Menghibur Istri Bocil

64 2 0
                                    

Reigha keluar dari kamar Kakek Rizfan. Ia bertanya kepada penjaga di depan pintu. "Cewek tadi kemana?"

"Ke sana, Den!" tunjuk penjaga itu, ke sebelah kiri pintu.

Reigha menganggukkan kepala singkat, lalu lari, berniat menyusul Megha.

Sampai persimpangan kedua, Reigha tidak mendapati ke arah mana Megha pergi.

Pemuda itu lantas bertanya kepada seorang perawat yang berjaga di pusat informasi terdekat, sambil menunjukkan foto pernikahan mereka. "Lihat cewek ini, Sus?"

"Oh, ini cewek yang tadi menangis ya? Sepertinya ke teras, ada taman, lewat sana." Suster menunjukkan arahnya.

"Ok, makasih, Sus."

"Dengan senang hati." Suster menganggukan kepala, Reigha pergi.

Laki-laki itu menuju teras lantai tiga rumah sakit. Tidak ada orang, karena memang malam di sana suhunya dingin.

Penerangan taman itu sebenarnya estetik, dengan cahaya kuning, atap bermotif kayu.

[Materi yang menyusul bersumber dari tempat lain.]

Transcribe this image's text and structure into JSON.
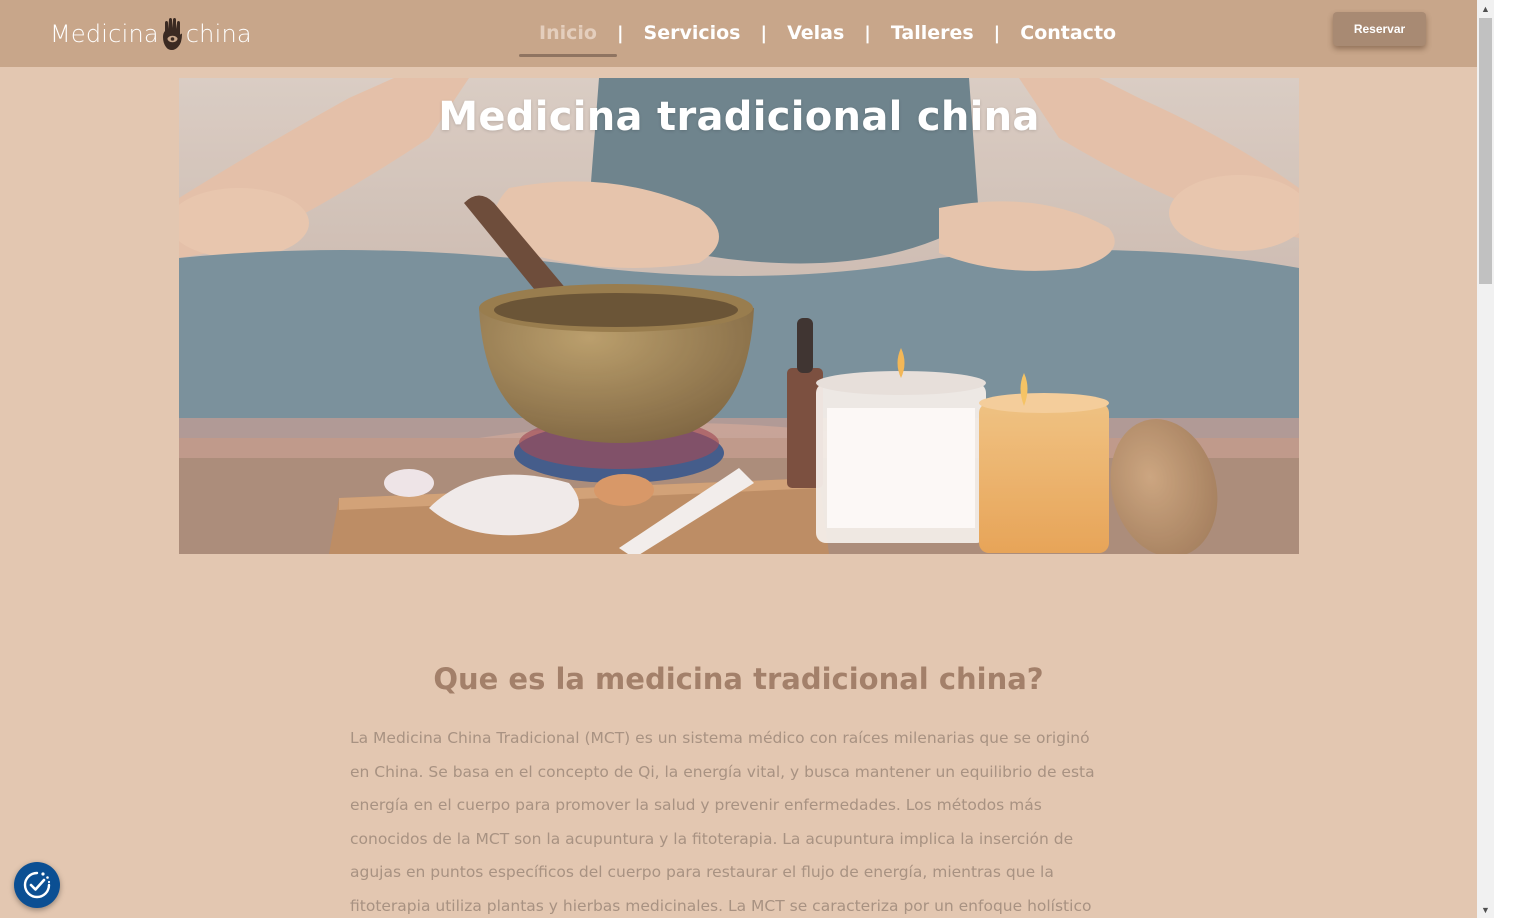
{
  "header": {
    "logo_left": "Medicina",
    "logo_right": "china",
    "nav": [
      {
        "label": "Inicio",
        "active": true
      },
      {
        "label": "Servicios",
        "active": false
      },
      {
        "label": "Velas",
        "active": false
      },
      {
        "label": "Talleres",
        "active": false
      },
      {
        "label": "Contacto",
        "active": false
      }
    ],
    "separator": "|",
    "reserve_label": "Reservar"
  },
  "hero": {
    "title": "Medicina tradicional china"
  },
  "section": {
    "title": "Que es la medicina tradicional china?",
    "lines": [
      "La Medicina China Tradicional (MCT) es un sistema médico con raíces milenarias que se originó",
      "en China. Se basa en el concepto de Qi, la energía vital, y busca mantener un equilibrio de esta",
      "energía en el cuerpo para promover la salud y prevenir enfermedades. Los métodos más",
      "conocidos de la MCT son la acupuntura y la fitoterapia. La acupuntura implica la inserción de",
      "agujas en puntos específicos del cuerpo para restaurar el flujo de energía, mientras que la",
      "fitoterapia utiliza plantas y hierbas medicinales. La MCT se caracteriza por un enfoque holístico"
    ]
  },
  "colors": {
    "header_bg": "#c8a68a",
    "page_bg": "#e3c7b1",
    "heading": "#a3806a",
    "body_text": "#a89282",
    "consent_badge": "#0b4f93"
  },
  "icons": {
    "logo_mark": "hamsa-hand-icon",
    "consent": "cookie-consent-icon",
    "scroll_up": "scroll-up-arrow-icon",
    "scroll_down": "scroll-down-arrow-icon"
  }
}
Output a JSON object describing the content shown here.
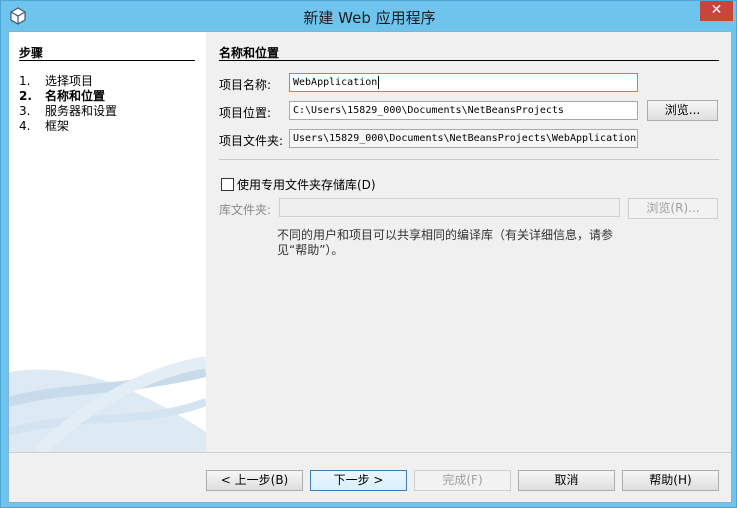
{
  "window": {
    "title": "新建 Web 应用程序",
    "close_label": "✕"
  },
  "steps": {
    "title": "步骤",
    "items": [
      {
        "num": "1.",
        "label": "选择项目"
      },
      {
        "num": "2.",
        "label": "名称和位置"
      },
      {
        "num": "3.",
        "label": "服务器和设置"
      },
      {
        "num": "4.",
        "label": "框架"
      }
    ],
    "current_index": 1
  },
  "panel": {
    "title": "名称和位置",
    "project_name_label": "项目名称:",
    "project_name_value": "WebApplication",
    "project_location_label": "项目位置:",
    "project_location_value": "C:\\Users\\15829_000\\Documents\\NetBeansProjects",
    "browse_label": "浏览...",
    "project_folder_label": "项目文件夹:",
    "project_folder_value": "Users\\15829_000\\Documents\\NetBeansProjects\\WebApplication",
    "dedicated_folder_checkbox": "使用专用文件夹存储库(D)",
    "dedicated_folder_checked": false,
    "library_folder_label": "库文件夹:",
    "library_folder_value": "",
    "library_browse_label": "浏览(R)...",
    "note_text": "不同的用户和项目可以共享相同的编译库（有关详细信息，请参见“帮助”）。"
  },
  "footer": {
    "back_label": "< 上一步(B)",
    "next_label": "下一步 >",
    "finish_label": "完成(F)",
    "cancel_label": "取消",
    "help_label": "帮助(H)"
  },
  "colors": {
    "titlebar": "#6fc4ee",
    "close_button": "#c7463b",
    "dialog_bg": "#f0f0f0",
    "default_button_border": "#3c7fb1"
  }
}
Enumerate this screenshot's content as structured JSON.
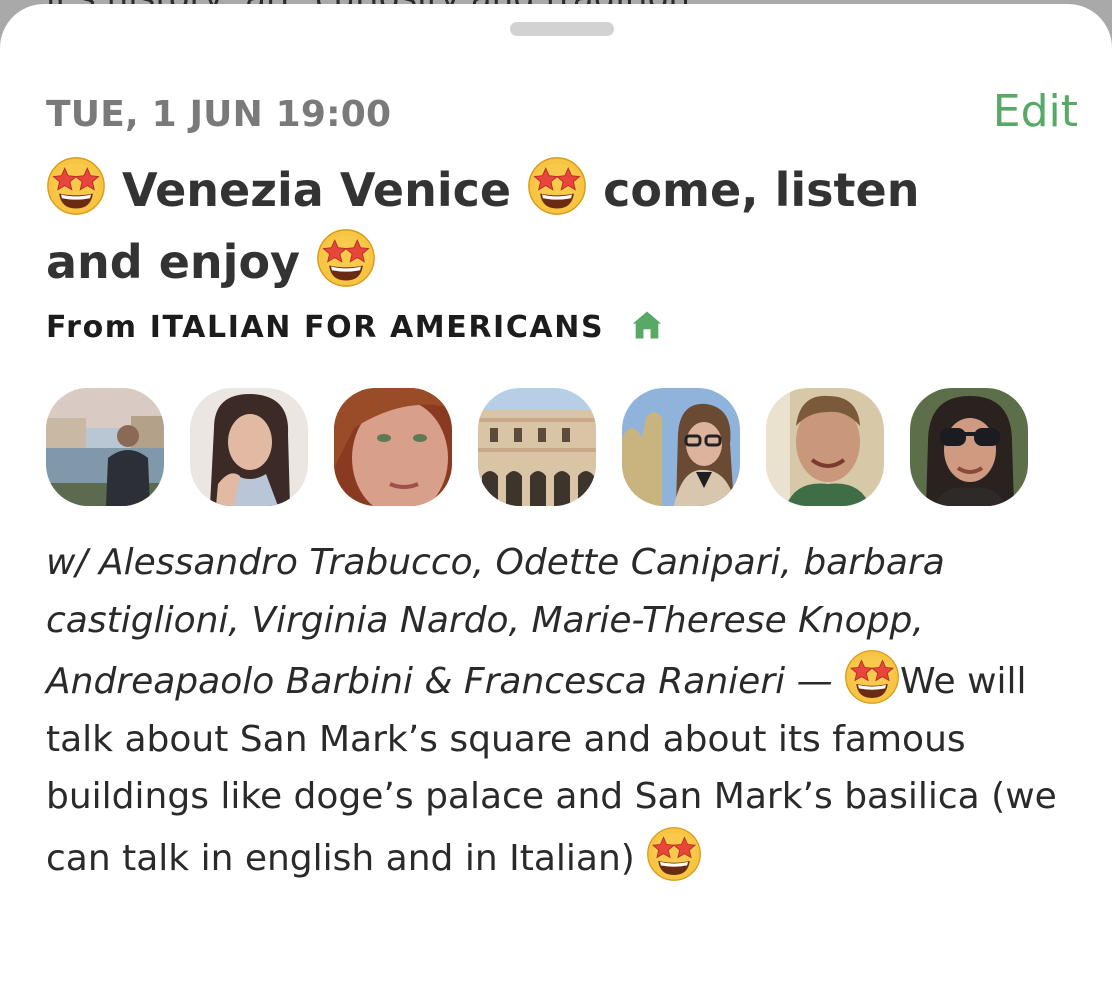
{
  "behind": {
    "text": "it's history, art, curiosity and tradition"
  },
  "event": {
    "date": "TUE, 1 JUN 19:00",
    "edit_label": "Edit",
    "title_part1": "Venezia Venice",
    "title_part2": "come, listen",
    "title_part3": "and enjoy",
    "club_prefix": "From",
    "club_name": "ITALIAN FOR AMERICANS",
    "with_prefix": "w/",
    "speakers_text": "Alessandro Trabucco, Odette Canipari, barbara castiglioni, Virginia Nardo, Marie-Therese Knopp, Andreapaolo Barbini & Francesca Ranieri —",
    "desc_after_emoji": "We will talk about San Mark’s square and about its famous buildings like doge’s palace and San Mark’s basilica (we can talk in english and in Italian)"
  },
  "icons": {
    "emoji": "star-struck-emoji",
    "club": "house-icon"
  },
  "colors": {
    "accent_green": "#58a965",
    "date_gray": "#7a7a7a",
    "title_dark": "#333333"
  }
}
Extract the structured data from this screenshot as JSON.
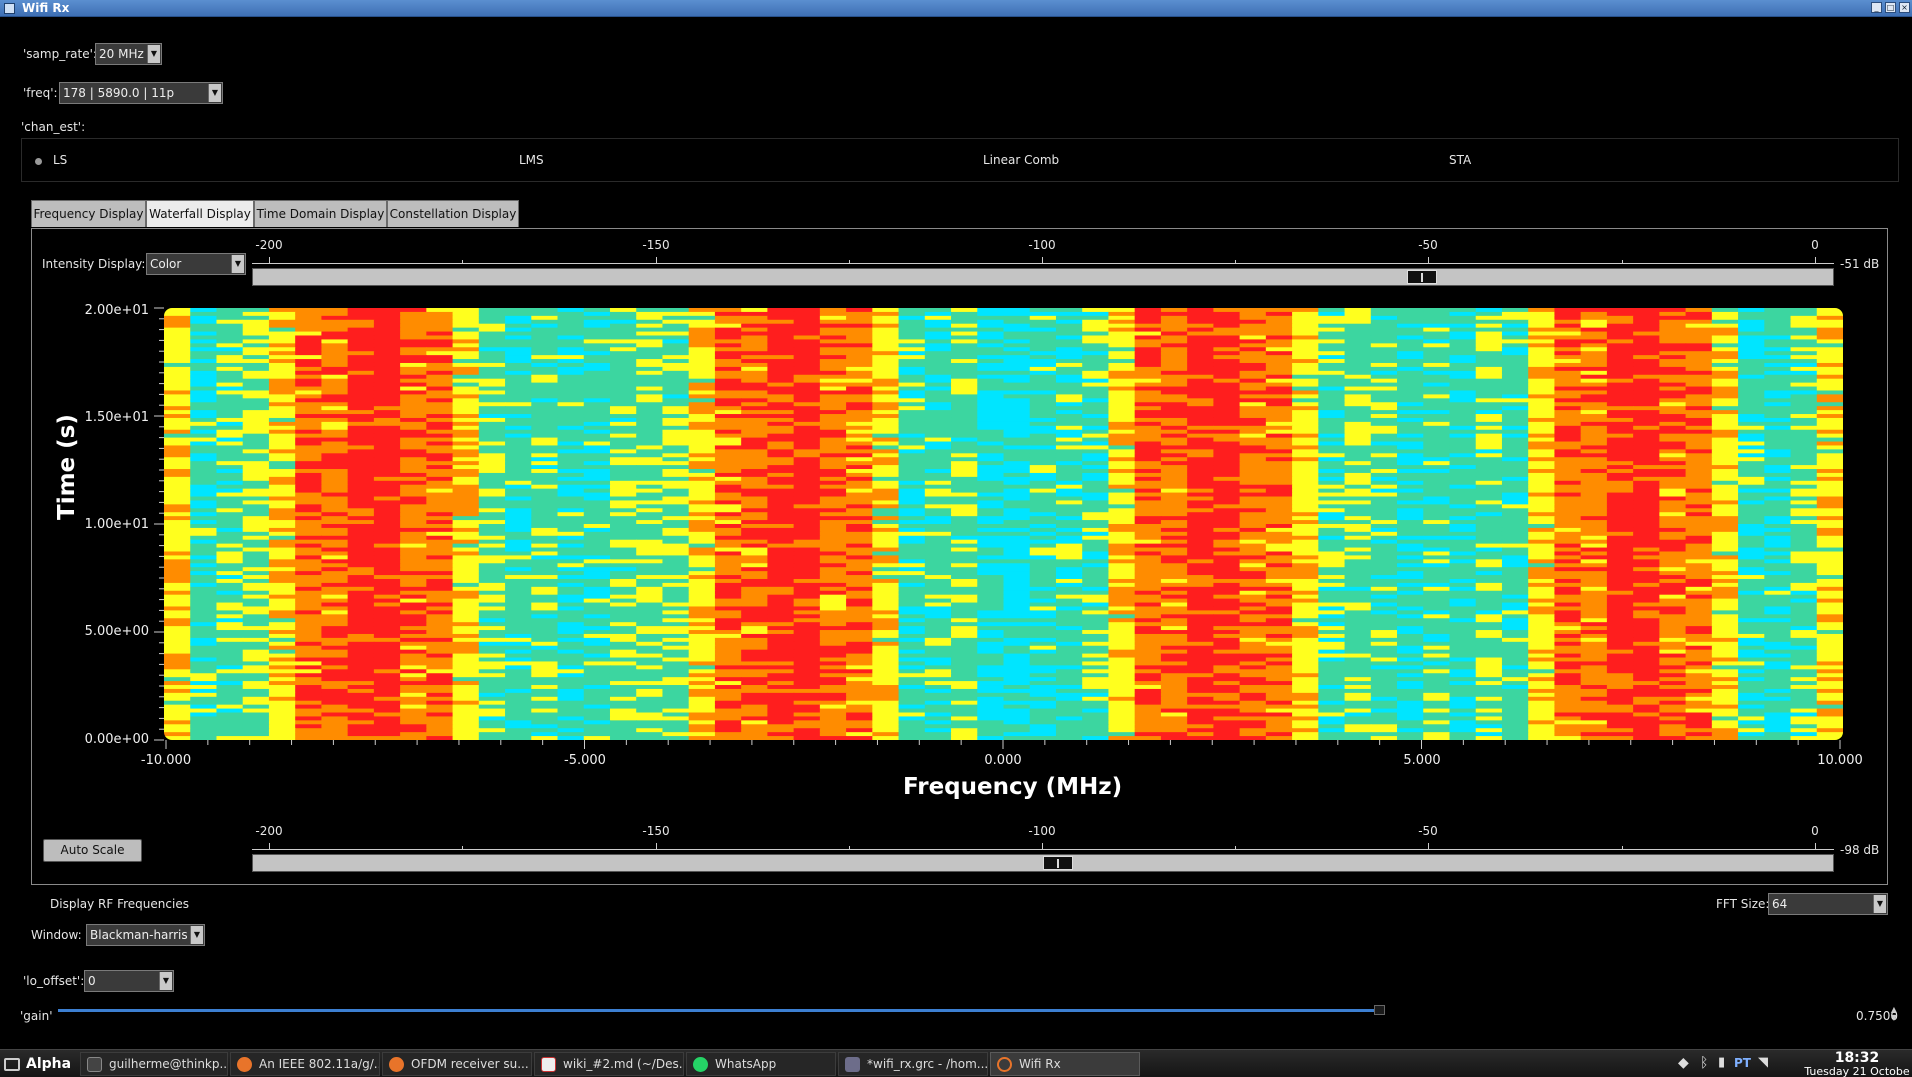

Sebagian lantainya juga memakai rumput sintetik, kecuali jalan setapaknya.

Reigha menyebar pandangan ke sekitar, sampai matanya menangkap sosok gadis yang duduk sendirian di kursi taman paling ujung, dekat dengan pagar pembatas.

Pemuda itu berjalan santai, karena ia lihat, pundak istrinya masih bergetar, tanda masih juga menangis.

"Menangis bukan berarti kau lemah, tidak perlu sembunyi segala!" ucap Reigha, sambil duduk di sebelah Megha.

Mendengar suara yang tidak asing, Megha segera mengusap air matanya, menolehkan kepala ke samping. "Mau apa ke sini?" tanyanya ketus.

"Mau hina aku lagi, hah?" imbuhnya masih kesal, karena bisa-bisanya, tadi suaminya itu menyindir begitu keras, membuatnya tidak bisa menahan tangis lagi.

"Dasar bocil!" Reigha tidak kalah ketus, bahkan bicaranya tanpa melihat ke arah Megha. "Aku tadi membantumu bebas, dari kebodohan menipu diri sendiri karena sok kuat!"

"Bantu apanya? Jelas-jelas kau hanya mau menghina. Mana ada KaRe membantu? Yang ada itu KaRe menyebalkan!" Megha justru mengomel sendiri.

Reigha diam, santai sekali melihat pemandangan kota dan langit malam, meskip lapisan polusi masih juga terlihat.

Kini, justru Megha yang menoleh ke arahnya, membatin, "Kenapa diam coba? Aneh!"

Ya, laki-laki penikmat langit itu tenang sekali. Rambutnya tertiup hembusan angin, matanya seolah tidak berkedip, fokus sekali.

Megha justru salah fokus jadinya. Ya, ekspresi dingin laki-laki itu agak sedikit berkurang, lebih manusiawi begitu, tidak seperti robot.

Saking fokusnya, beberapa detik kemudian, barulah Reigha menoleh.

Megha buru-buru mengalihkan pandangan, takut ketahuan sejak tadi memandangi wajah suaminya itu.

"Kenapa berhenti ngomelnya?" tanya Reigha.

"Ha? Dia nunggu aku ngomel?" batin Megha sambil menyipitkan mata.

"Apa lirik-lirik? Lanjut saja ngomel, lepaskan semua beban. Jangan malah jatuh cinta!" ketus Reigha.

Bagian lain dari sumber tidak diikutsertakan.